Verify critical details — pricing, licensing, availability — with the model's source before business decisions. Full methodology →

Models · Qwen

Qwen3-Coder-30B-A3B

Model family: qwen3-coder

Size

mid (30.5B params)

Context

262,144 tokens

Released

2025-07-30

Openness

open-weight

License

Apache License 2.0 · commercial: yes

Cost tier

mixed

Rating

4.5 ★ — The open coding workhorse: excellent agentic-coding and tool-calling for its size, repo-scale context, runs on one GPU, Apache 2.0. Still the local-coding default because no newer Qwen-Coder has shipped.

Modalities

code, text

Capabilities

coding, function-calling, instruction-following, long-context, tool-use

Access

api-third-party, local-runtime-llama-cpp, local-runtime-lm-studio, local-runtime-mlx, local-runtime-ollama, local-runtime-vllm, weights-download-hf

llm
open-weight
commercial-friendly
coding
mid-size
long-context
self-hostable
china-based
apache-2-0
mixture-of-experts

Quick Take

Qwen's open coding workhorse: a 30B mixture-of-experts model tuned for agentic coding and tool-calling, with repo-scale context, that runs on a single GPU — under Apache 2.0.

Plain-English Description

Qwen3-Coder-30B-A3B is the coding specialist of the open Qwen lineup. It's a mixture-of-experts model — 30.5 billion parameters total, but only about 3.3 billion active per token — which is why it punches well above its memory footprint. The design goal is agentic coding: not just autocompleting a function, but operating inside coding tools (it ships with a function-call format built for platforms like Qwen Code and Cline), reading large codebases, and executing multi-step tasks.

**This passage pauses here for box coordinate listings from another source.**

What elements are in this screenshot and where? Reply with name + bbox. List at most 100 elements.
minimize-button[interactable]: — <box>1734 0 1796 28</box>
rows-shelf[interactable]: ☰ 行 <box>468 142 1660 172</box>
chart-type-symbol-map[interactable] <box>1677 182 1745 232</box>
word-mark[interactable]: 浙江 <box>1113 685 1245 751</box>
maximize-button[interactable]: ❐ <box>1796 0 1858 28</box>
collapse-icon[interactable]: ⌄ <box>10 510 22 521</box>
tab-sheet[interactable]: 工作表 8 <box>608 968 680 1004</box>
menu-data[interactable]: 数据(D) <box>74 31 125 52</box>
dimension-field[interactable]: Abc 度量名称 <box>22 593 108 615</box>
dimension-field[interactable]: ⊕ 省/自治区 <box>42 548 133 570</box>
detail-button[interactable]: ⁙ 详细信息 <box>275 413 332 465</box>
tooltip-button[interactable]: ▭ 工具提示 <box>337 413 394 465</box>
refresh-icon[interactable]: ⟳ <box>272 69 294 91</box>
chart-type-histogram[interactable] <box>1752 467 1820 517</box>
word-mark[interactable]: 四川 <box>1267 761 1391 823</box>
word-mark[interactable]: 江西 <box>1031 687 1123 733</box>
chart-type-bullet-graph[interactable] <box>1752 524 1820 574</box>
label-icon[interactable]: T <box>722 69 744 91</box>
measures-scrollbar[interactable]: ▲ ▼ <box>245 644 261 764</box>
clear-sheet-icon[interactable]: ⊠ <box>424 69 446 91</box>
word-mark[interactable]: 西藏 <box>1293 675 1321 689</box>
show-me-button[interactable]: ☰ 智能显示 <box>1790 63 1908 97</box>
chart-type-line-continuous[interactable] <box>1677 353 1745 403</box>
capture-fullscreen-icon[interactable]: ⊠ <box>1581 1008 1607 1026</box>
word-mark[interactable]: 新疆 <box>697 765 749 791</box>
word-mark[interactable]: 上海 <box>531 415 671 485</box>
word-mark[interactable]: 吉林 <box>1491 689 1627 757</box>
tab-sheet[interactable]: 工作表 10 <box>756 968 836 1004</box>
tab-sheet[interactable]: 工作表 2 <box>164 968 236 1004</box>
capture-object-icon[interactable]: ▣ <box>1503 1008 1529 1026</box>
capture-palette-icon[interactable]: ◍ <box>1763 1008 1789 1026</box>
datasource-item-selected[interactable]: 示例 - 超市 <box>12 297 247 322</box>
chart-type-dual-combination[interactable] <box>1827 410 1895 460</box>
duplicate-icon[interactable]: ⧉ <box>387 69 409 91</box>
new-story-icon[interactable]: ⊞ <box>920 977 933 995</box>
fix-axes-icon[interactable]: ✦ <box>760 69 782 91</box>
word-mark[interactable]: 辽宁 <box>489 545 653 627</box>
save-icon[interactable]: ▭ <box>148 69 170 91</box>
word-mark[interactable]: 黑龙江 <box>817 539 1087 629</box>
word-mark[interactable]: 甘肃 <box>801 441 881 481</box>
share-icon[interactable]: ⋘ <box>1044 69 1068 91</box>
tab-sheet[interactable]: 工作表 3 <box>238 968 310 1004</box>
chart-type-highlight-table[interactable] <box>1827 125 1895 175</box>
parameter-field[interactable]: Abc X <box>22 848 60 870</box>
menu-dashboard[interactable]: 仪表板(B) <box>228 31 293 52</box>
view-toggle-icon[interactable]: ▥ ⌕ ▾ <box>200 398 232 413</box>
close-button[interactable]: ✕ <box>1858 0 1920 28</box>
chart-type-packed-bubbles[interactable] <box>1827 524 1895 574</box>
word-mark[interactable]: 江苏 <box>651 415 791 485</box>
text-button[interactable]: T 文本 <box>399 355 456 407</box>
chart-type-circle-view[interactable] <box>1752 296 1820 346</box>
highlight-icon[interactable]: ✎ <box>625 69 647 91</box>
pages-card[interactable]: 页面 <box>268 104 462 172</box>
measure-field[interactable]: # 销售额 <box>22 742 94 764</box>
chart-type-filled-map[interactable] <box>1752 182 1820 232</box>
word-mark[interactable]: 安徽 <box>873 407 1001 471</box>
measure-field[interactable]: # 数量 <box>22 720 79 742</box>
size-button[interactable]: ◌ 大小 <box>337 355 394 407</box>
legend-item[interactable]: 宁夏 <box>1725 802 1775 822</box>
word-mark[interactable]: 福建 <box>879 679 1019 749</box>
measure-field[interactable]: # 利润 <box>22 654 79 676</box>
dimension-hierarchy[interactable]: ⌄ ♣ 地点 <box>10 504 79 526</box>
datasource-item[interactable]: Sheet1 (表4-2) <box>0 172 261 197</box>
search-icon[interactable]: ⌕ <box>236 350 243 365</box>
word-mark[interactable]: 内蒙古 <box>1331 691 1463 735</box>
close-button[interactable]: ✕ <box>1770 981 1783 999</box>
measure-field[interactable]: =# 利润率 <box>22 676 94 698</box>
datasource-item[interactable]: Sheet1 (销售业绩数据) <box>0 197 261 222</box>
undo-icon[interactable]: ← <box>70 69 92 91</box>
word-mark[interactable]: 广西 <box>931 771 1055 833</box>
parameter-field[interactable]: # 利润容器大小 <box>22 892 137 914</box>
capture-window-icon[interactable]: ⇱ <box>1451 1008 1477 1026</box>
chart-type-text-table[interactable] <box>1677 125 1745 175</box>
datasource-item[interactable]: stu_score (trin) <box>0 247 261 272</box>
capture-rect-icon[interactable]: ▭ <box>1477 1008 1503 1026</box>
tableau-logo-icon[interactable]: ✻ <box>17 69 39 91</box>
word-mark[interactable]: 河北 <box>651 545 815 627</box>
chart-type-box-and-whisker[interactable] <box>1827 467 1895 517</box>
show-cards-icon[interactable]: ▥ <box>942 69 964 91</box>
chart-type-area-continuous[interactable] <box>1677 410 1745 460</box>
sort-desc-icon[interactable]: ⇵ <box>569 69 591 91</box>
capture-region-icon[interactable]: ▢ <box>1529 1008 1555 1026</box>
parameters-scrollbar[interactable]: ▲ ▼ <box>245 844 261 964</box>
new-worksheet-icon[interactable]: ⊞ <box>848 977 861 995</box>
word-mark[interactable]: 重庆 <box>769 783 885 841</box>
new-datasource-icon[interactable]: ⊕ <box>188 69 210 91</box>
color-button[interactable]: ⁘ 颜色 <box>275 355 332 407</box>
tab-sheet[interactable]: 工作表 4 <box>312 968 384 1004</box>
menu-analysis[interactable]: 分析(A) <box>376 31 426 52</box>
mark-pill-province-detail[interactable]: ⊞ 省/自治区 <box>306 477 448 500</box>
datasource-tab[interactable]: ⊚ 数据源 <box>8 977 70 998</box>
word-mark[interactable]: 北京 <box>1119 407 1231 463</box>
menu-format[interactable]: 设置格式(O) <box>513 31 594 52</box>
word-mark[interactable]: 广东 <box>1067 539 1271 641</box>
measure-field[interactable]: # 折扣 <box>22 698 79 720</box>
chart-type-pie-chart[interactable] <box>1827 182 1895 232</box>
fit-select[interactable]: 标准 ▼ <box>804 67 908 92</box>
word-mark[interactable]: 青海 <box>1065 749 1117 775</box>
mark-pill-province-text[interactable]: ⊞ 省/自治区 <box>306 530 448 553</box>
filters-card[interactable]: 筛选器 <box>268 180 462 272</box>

Two practical strengths matter for business use. First, context: it handles 256,000 tokens natively and can stretch to about a million with a scaling technique called YaRN, which means it can hold an entire repository in working memory rather than squinting at one file at a time. Second, it runs locally — with only 3.3B active parameters it's a long-standing favorite for coding on a single consumer GPU or an Apple Silicon Mac via the MLX runtime.

It's a focused tool, not a general chatbot — it runs in a direct "non-thinking" mode without the step-by-step reasoning traces some models expose. And because no newer Qwen-Coder has shipped (there's no 3.6 or 3.7 Coder yet), this remains the go-to open coding model from Qwen in 2026.

Best For

Self-hosted coding assistants and agents wired into tools like Cline, Qwen Code, or your own IDE integration.
Repository-scale tasks — refactors, codebase Q&A, multi-file changes — that need the long context.
Local development on a single GPU or a Mac, with no per-token API costs and no code leaving your machine.
Teams that want an Apache 2.0 coding model they can fine-tune on their own codebase.

Not For

General chat, reasoning, or writing — it's tuned for code; use a generalist like Qwen3.6-27B for mixed work.
Tasks that benefit from visible chain-of-thought reasoning — this model runs in direct, non-thinking mode only.
Multimodal needs — it's text and code, no image or video input.
Anyone wanting the absolute strongest coding scores regardless of footprint — the larger flagships and the dense Qwen3.6-27B can edge it on some agentic-coding suites.

License — Plain-English Summary

Apache 2.0 — unrestricted commercial use, modification, fine-tuning, and redistribution, no royalties, no carve-outs. For a coding model that's especially valuable: you can fine-tune it on your proprietary codebase and ship the result in a commercial product with no licensing entanglements. Keep the notices, flag significant changes if you redistribute, and that's the whole obligation. Self-hosted, it also keeps your source code entirely in-house.

How It Compares

Against the dense Qwen3.6-27B, the Coder is more specialized for tool-driven coding workflows while the 27B is the stronger all-rounder of similar size — many teams now reach for the 27B for general agentic coding and keep the Coder for tooling-heavy pipelines. Against Qwen3-30B-A3B, the general MoE of the same size, the Coder trades broad capability for sharper code and tool-calling behavior. Against closed coding options, Qwen3-Coder's pitch is ownership: comparable everyday coding help that you self-host for free, versus renting a closed model by the token.

Cost

Self-hosted cost: $0.00 beyond compute
Notes: Free to self-host under Apache 2.0. 256K native context extends to ~1M via YaRN scaling for repository-scale work. Third-party hosts also serve it.

Hardware requirements

Min VRAM: 18 GB
Recommended VRAM: 24 GB
Runs on laptop: Yes
Notes: With only 3.3B active parameters it runs efficiently on a single consumer GPU; a long-time favorite for local coding on Apple Silicon via MLX.